🤖 AI Summary
Human mesh recovery (HMR) is inherently challenging due to image ambiguity, and existing methods typically exploit either temporal information or kinematic priors in isolation, without jointly modeling both. This work proposes HMR-ViT, the first framework to unify temporal dynamics and human kinematic constraints for HMR. It extracts single-frame features via an image encoder to construct a spatio-temporal-kinematic feature map; introduces a channel-reordering matrix to explicitly group semantically similar motion patterns, thereby enhancing spatio-temporal-kinematic feature representation; and employs a Vision Transformer to encode this map and regress SMPL pose and shape parameters.

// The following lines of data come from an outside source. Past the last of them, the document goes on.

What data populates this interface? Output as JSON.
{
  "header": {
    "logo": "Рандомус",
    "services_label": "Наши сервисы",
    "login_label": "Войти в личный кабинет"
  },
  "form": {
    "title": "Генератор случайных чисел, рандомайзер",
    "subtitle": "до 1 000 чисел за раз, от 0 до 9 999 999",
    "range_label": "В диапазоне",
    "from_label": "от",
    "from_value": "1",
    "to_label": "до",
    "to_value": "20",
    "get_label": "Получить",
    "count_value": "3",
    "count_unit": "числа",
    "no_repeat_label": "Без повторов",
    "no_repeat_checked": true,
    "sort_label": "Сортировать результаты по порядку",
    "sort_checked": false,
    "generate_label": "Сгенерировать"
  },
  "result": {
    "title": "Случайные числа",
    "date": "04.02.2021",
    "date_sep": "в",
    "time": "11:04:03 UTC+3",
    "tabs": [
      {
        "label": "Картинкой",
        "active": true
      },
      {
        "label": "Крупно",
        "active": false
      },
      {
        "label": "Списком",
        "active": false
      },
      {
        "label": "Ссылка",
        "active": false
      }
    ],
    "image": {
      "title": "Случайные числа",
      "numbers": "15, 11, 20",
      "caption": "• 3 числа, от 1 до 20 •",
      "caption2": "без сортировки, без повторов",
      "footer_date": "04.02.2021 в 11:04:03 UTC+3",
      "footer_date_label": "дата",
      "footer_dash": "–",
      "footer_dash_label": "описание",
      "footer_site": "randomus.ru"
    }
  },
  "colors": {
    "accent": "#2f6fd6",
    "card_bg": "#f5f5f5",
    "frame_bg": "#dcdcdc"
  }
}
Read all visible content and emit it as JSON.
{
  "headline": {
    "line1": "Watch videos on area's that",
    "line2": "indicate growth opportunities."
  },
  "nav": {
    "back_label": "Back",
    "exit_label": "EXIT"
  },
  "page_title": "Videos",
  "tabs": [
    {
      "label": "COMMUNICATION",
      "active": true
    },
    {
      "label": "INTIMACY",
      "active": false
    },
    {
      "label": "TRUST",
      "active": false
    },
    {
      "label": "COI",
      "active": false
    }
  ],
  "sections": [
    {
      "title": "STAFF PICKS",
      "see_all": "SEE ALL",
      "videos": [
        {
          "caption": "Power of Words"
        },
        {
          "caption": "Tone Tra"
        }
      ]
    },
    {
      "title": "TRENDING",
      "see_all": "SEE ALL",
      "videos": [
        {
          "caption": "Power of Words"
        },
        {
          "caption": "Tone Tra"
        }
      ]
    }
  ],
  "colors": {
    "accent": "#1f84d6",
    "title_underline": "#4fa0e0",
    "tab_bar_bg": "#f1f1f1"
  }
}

Evaluated on 3DPW and Human3.6M, HMR-ViT achieves state-of-the-art or near-state-of-the-art performance, demonstrating that joint modeling of temporal and kinematic cues significantly improves both accuracy and generalizability in HMR.
📝 Abstract
Human Mesh Recovery (HMR) from an image is a challenging problem because of the inherent ambiguity of the task. Existing HMR methods utilized either temporal information or kinematic relationships to achieve higher accuracy, but there is no method using both. Hence, we propose "Video Inference for Human Mesh Recovery with Vision Transformer (HMR-ViT)" that can take into account both temporal and kinematic information. In HMR-ViT, a Temporal-kinematic Feature Image is constructed using feature vectors obtained from video frames by an image encoder. When generating the feature image, we use a Channel Rearranging Matrix (CRM) so that similar kinematic features could be located spatially close together. The feature image is then further encoded using Vision Transformer, and the SMPL pose and shape parameters are finally inferred using a regression network. Extensive evaluation on the 3DPW and Human3.6M datasets indicates that our method achieves a competitive performance in HMR.